In our study, 18 autopsy sample cases (including 3 COVID-19-induced pneumonia cases and 15 non-COVID-19-induced pneumonia cases) coming from unique patients were acquired. This sample size was on par with prior research on similar topics and confirmed to be sufficient by collaborating pathologists. No data were excluded from the analysis. Among 18 cases, 3 cases corresponding to COVID-19-induced pneumonia were randomly selected by a board-certified pathologist, and 15 cases corresponding to non-COVID-19-induced pneumonia were randomly selected by another board-certified pathologist. All training, validation, and testing samples were randomly chosen and allocated. All the evaluation of virtual staining results produced by the deep neural network was blindly performed on tissue images that were not included in the training or validation phases. During the assessment of the staining quality, four board-certified pathologists were blind to information regarding whether each image was created through the virtual staining technique or the conventional histochemical staining process. Also, the evaluation results of each pathologist were kept confidential from the other pathologists.

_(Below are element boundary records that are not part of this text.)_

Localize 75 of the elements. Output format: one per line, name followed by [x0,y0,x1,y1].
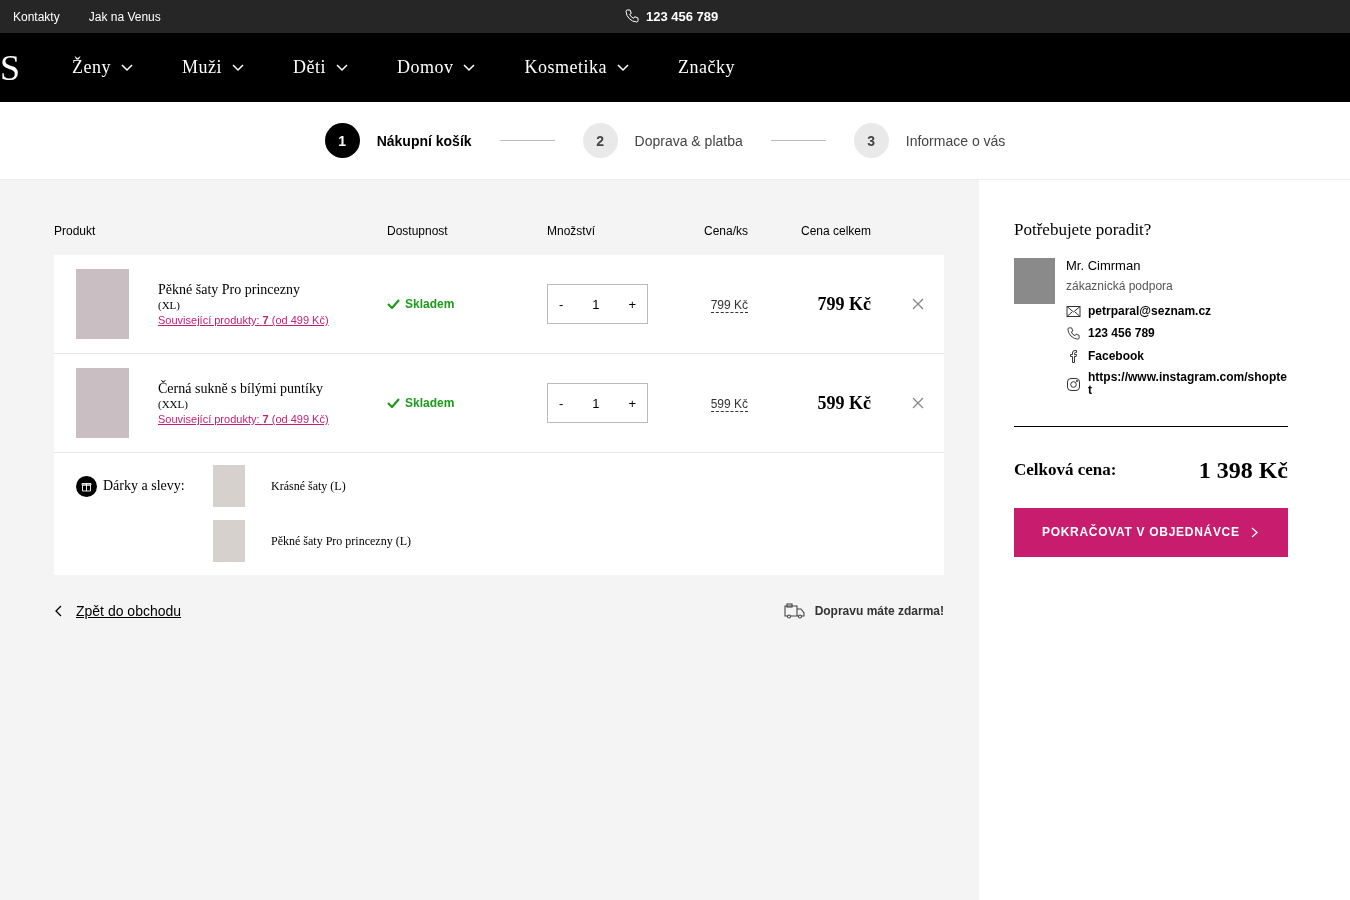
total-price: 599 Kč [817,392,871,413]
chevron-left-icon [54,605,62,617]
total-amount: 1 398 Kč [1198,456,1288,484]
photo-placeholder [76,368,129,438]
close-icon[interactable] [912,298,924,310]
chevron-right-icon [1251,526,1258,538]
related-products-link[interactable]: Související produkty: 7 (od 499 Kč) [158,314,329,326]
photo-placeholder [1014,258,1055,304]
quantity-stepper[interactable]: - 1 + [547,284,648,324]
checkout-step[interactable]: 3 Informace o vás [853,123,1006,158]
photo-placeholder [213,465,245,507]
contact-link[interactable]: 123 456 789 [1088,327,1288,341]
availability-status: Skladem [405,297,455,311]
availability-status: Skladem [405,396,455,410]
nav-item[interactable]: Ženy [72,57,133,78]
increase-button[interactable]: + [628,296,636,312]
increase-button[interactable]: + [628,395,636,411]
gift-icon [76,475,97,497]
total-label: Celková cena: [1014,460,1117,481]
check-icon [387,299,400,309]
gifts-label: Dárky a slevy: [103,478,185,494]
nav-item[interactable]: Značky [678,57,735,78]
continue-order-button[interactable]: POKRAČOVAT V OBJEDNÁVCE [1014,507,1288,557]
checkout-step[interactable]: 2 Doprava & platba [582,123,743,158]
logo[interactable]: S [0,49,72,86]
phone-icon [1066,326,1081,342]
column-header: Množství [547,224,596,238]
quantity-value[interactable]: 1 [592,395,600,411]
chevron-down-icon [336,63,348,72]
checkout-step[interactable]: 1 Nákupní košík [324,123,472,158]
mail-icon [1066,306,1081,318]
column-header: Cena celkem [799,224,871,238]
nav-item[interactable]: Muži [182,57,244,78]
agent-name: Mr. Cimrman [1066,258,1142,273]
photo-placeholder [213,520,245,562]
product-size: (XXL) [158,398,189,410]
product-size: (XL) [158,299,181,311]
top-link[interactable]: Jak na Venus [88,9,161,24]
gift-name: Pěkné šaty Pro princezny (L) [271,533,411,549]
decrease-button[interactable]: - [559,296,564,312]
gift-name: Krásné šaty (L) [271,478,346,494]
phone-number[interactable]: 123 456 789 [646,8,719,24]
chevron-down-icon [121,63,133,72]
photo-placeholder [76,269,129,339]
column-header: Cena/ks [702,224,748,238]
nav-item[interactable]: Domov [397,57,476,78]
product-name[interactable]: Pěkné šaty Pro princezny [158,282,329,298]
chevron-down-icon [232,63,244,72]
chevron-down-icon [463,63,476,72]
check-icon [387,398,400,408]
phone-icon [624,8,640,24]
contact-link[interactable]: https://www.instagram.com/shoptet [1088,371,1288,398]
free-shipping-note: Dopravu máte zdarma! [814,604,944,618]
product-name[interactable]: Černá sukně s bílými puntíky [158,381,329,397]
total-price: 799 Kč [817,293,871,314]
unit-price: 599 Kč [710,397,748,412]
agent-role: zákaznická podpora [1066,279,1174,293]
nav-item[interactable]: Děti [293,57,348,78]
truck-icon [783,603,806,619]
unit-price: 799 Kč [710,298,748,313]
help-title: Potřebujete poradit? [1014,220,1153,240]
quantity-stepper[interactable]: - 1 + [547,383,648,423]
close-icon[interactable] [912,397,924,409]
decrease-button[interactable]: - [559,395,564,411]
back-to-shop-link[interactable]: Zpět do obchodu [76,603,182,619]
quantity-value[interactable]: 1 [592,296,600,312]
contact-link[interactable]: Facebook [1088,349,1288,363]
instagram-icon [1066,377,1081,391]
column-header: Produkt [54,224,97,238]
nav-item[interactable]: Kosmetika [524,57,629,78]
contact-link[interactable]: petrparal@seznam.cz [1088,305,1288,319]
top-link[interactable]: Kontakty [13,9,60,24]
column-header: Dostupnost [387,224,449,238]
related-products-link[interactable]: Související produkty: 7 (od 499 Kč) [158,413,329,425]
chevron-down-icon [617,63,629,72]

Other implementation details

For the pathologist-involved blind quantitative evaluation reported in Fig. 7 and Supplementary Fig. 5, we used an online image-sharing platform (https://www.pathozoom.com/) for the pathologists to view and comment on the test sample FOVs. All the image preprocessing conducted in this work was executed in MATLAB, version R2022b (MathWorks). The codes for constructing and training neural network models were written using Python 3.8.15 and TensorFlow 2.5.0. The training was executed using a desktop computer equipped with an Intel Core i9-10920X CPU, 256GB of memory, and an Nvidia GeForce RTX 3090 GPU.

Reporting summary

Further information on research design is available in the Nature Portfolio Reporting Summary linked to this article.